MERTUA PEREMPUAN YANG BERJIWA BESAR

Cerita klasik yang sering terdengar bahwa menantu perempuan tidak cocok dengan mertua perempuan.  Mengapa tidak cocok?  Kedua-duanya sama-sama perempuan yang seharusnya mengenal dan memahami soal perempuan.  Tapi justru tak cocok.  Heran ngga?

Bagaimana aku bisa mengenal seorang mertua perempuan yang berjiwa besar?
Bagiku, yang tak pernah memiliki seorang mertua perempuan karena beliau sudah meninggal, aku sangat kagum dengan temanku yang usianya lebih tua dari padaku.

Sebut saja namanya, Ibu  Rina.   Ibu Rina berusia 85 tahun.  Ketika menikah dia tak pernah berpikir  bahwa suaminya meninggal secara mendadak dalam usia yang masih muda, 41 tahun.  Saat suami meninggal, dunia bagaikan kelam baginya.  Dia tak pernah bekerja, selalu bergantung kepada suami baik  untuk finansial maupun urusan rumah tangga sekecil-kecilnya.   Goncang hati dan hidupnya.

 Namun, dia tak bisa lama bertopang tangan. Bangkit dari rasa sedih dan kelamnya hati, dia menopang kehidupan keluarga. Satu-satunya tulang punggung anak-anaknya yang berjumlah empat orang.  Singkat kata, dengan banting tulang, dan penuh dengan perjuangan, satu-persatu anaknya berhasil dalam sekolah, dan berhasil dalam jenjang kariernya.  Bahkan bukan hanya berhasil secara duniawi, tetapi secara rohani pun berhasil menanamkan nilai-nilai hidup yang sangat langka dalam zaman yang penuh  tantangan ini.

Lalu, saya selalu penasaran kepada Ibu Rina, bagaimana peran ibu sebagai mertua perempuan yang sangat dikagumi oleh menantu-menantunya .

Berikut adalah tips yang beliau berikan kepada saya:
  1. Anakmu adalah titipan Tuhan.
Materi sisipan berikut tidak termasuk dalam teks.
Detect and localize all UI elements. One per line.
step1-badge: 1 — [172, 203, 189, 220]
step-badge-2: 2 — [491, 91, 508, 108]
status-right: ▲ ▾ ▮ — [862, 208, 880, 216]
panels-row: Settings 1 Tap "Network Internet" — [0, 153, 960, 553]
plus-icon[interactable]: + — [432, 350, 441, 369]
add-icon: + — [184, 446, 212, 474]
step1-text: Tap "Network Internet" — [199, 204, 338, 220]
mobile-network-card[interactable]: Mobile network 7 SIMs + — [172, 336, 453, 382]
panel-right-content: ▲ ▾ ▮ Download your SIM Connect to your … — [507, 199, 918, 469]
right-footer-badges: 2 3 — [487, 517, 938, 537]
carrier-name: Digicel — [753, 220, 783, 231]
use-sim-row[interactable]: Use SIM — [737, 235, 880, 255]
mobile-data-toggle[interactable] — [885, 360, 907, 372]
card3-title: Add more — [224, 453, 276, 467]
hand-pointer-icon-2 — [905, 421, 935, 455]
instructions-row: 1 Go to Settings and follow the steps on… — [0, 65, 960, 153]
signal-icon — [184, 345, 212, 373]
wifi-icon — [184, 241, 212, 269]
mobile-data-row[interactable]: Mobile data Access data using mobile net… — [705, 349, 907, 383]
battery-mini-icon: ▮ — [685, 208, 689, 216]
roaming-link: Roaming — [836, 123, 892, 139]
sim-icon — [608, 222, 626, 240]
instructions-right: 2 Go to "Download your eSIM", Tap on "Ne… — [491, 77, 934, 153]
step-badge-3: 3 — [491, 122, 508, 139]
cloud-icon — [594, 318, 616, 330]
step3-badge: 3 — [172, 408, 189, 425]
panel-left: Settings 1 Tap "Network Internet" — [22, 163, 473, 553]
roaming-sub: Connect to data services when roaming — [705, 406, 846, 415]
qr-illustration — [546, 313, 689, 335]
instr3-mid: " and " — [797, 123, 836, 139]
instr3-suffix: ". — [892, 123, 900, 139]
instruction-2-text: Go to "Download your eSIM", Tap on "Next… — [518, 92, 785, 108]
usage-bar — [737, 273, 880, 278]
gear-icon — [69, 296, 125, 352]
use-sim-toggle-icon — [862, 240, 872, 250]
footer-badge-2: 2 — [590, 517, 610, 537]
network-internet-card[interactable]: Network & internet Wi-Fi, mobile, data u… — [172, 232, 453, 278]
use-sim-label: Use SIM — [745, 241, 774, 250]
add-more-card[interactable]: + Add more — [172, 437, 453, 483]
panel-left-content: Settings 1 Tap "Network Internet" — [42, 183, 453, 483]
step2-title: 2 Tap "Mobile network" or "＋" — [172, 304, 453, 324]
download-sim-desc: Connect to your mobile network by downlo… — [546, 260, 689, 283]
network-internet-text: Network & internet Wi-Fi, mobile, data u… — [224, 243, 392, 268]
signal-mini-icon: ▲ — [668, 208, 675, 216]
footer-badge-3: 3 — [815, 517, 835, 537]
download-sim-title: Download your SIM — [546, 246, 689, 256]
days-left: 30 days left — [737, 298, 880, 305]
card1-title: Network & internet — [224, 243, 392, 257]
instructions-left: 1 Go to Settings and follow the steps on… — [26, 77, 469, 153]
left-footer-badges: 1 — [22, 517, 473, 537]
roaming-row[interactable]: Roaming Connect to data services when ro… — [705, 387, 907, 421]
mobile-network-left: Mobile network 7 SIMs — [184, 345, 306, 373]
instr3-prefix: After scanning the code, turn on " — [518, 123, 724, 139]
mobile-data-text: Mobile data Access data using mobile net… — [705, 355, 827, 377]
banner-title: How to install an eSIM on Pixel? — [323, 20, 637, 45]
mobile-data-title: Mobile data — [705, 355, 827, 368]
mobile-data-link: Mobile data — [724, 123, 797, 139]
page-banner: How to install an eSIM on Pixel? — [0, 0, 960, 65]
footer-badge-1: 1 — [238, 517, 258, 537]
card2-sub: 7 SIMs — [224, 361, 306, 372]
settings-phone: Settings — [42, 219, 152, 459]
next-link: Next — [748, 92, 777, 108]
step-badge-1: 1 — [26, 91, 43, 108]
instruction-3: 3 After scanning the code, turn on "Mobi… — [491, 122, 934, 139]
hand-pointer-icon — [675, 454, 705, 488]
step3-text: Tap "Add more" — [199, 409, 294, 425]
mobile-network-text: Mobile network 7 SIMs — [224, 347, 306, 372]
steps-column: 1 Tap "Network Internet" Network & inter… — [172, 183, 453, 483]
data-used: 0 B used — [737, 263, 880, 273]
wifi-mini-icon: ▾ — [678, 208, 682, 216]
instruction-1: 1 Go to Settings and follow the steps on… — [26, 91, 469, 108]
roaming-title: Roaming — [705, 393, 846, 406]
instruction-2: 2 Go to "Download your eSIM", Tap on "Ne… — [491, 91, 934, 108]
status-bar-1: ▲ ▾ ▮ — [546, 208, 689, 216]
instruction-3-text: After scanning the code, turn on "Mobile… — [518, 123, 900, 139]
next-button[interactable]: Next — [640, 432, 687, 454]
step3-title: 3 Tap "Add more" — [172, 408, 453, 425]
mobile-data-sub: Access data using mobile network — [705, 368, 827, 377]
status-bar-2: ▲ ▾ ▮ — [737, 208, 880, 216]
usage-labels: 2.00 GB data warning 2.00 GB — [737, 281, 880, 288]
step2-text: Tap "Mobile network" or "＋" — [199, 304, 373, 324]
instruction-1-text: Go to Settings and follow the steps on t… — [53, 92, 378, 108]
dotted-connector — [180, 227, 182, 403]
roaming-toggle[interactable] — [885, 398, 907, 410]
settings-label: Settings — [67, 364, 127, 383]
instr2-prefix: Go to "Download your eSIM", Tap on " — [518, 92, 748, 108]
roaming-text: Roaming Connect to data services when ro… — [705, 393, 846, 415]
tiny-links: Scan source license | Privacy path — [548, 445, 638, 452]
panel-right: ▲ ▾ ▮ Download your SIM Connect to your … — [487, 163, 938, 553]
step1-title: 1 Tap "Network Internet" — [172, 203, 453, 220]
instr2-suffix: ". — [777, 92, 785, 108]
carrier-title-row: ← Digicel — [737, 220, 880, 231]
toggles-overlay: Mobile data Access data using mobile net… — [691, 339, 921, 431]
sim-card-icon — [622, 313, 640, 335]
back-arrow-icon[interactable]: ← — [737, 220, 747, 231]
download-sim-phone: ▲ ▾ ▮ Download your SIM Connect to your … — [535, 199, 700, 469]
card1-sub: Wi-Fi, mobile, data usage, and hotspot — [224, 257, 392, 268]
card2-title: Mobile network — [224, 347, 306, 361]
Engkau hanya bertugas untuk membesarkan dan tidak bertugas untuk mempengaruhi, mengatur kehidupannya. Hanya arahkan dan berikan motivasi yang baik, sesuai nilai imanmu terus menerus tanpa pernah berhenti.
  2. Ketika anakmu menikah, dia adalah milik orang lain, bukan milikmu lagi.  Jangan pernah menyesal atau mengingkari dirimu bahwa anakmu memiliki keluarga baru  dan membentuk keluarga baru untuk kebahagiaannya. 
  3. Kebahagiaan sebagai orangtua dan mertua, ketika engkau melihat adanya kebahagiaan yang tercipta dari keluarga anak-anakmu.  Sebagai orangtua dan mertua, kebahagiaan anak adalah satu-satunya kebahagiaan orangtua.
  4. Jalin dan bangun relasi dengan menantu  sebagai anak bukan sebagai menantu.  Jika engkau anggap menantu anak, artinya tidak ada perbedaan paradigma bahwa dia bukan anakmu. Jadikan menantu sebagai merasakan kebaikanmu, dia juga akan membangun relasi yang baik denganmu.
  5. Hiduplah mandiri tanpa harus selalu tergantung kepada  menantu dan anak.   Kehidupan keluarga baru memiliki kesibukan yang tak mungkin melayani kebutuhan kita. Kita harus punya  komunitas dimana kita bisa mencurahkan kesibukan sendiri.
  6. Bersikaplah tidak mencampuri urusan rumah tangga anak dan menantu. nilai baru yang mereka ciptakan bukan seperti yang kita anut . Walaupun kita sebagai orangtua pernah menanamkan, tapi sekarang mereka adalah manusia baru yang punya pengalaman dan nilai yang  mereka ingin jalankan sendiri.
Semua tip di atas, adalah sebuah wejangan dari seorang ibu dan mertua perempuan yang berjiwa besar.  Pengalaman baru yang saya rasakan bahwa seorang mertua perempuan yang lahir pada zaman Kartini memiliki pemahaman dan paradigma luas tentang keluarga , anak serta menantunya.  Mampu menjadikan dirinya sebagai orang yang dihargai, dihormati karena pemahaman dan nilai-nilanya yang selalu ditanamkan itu bukan hanya teori tetapi dijalankan dalam kehidupannya.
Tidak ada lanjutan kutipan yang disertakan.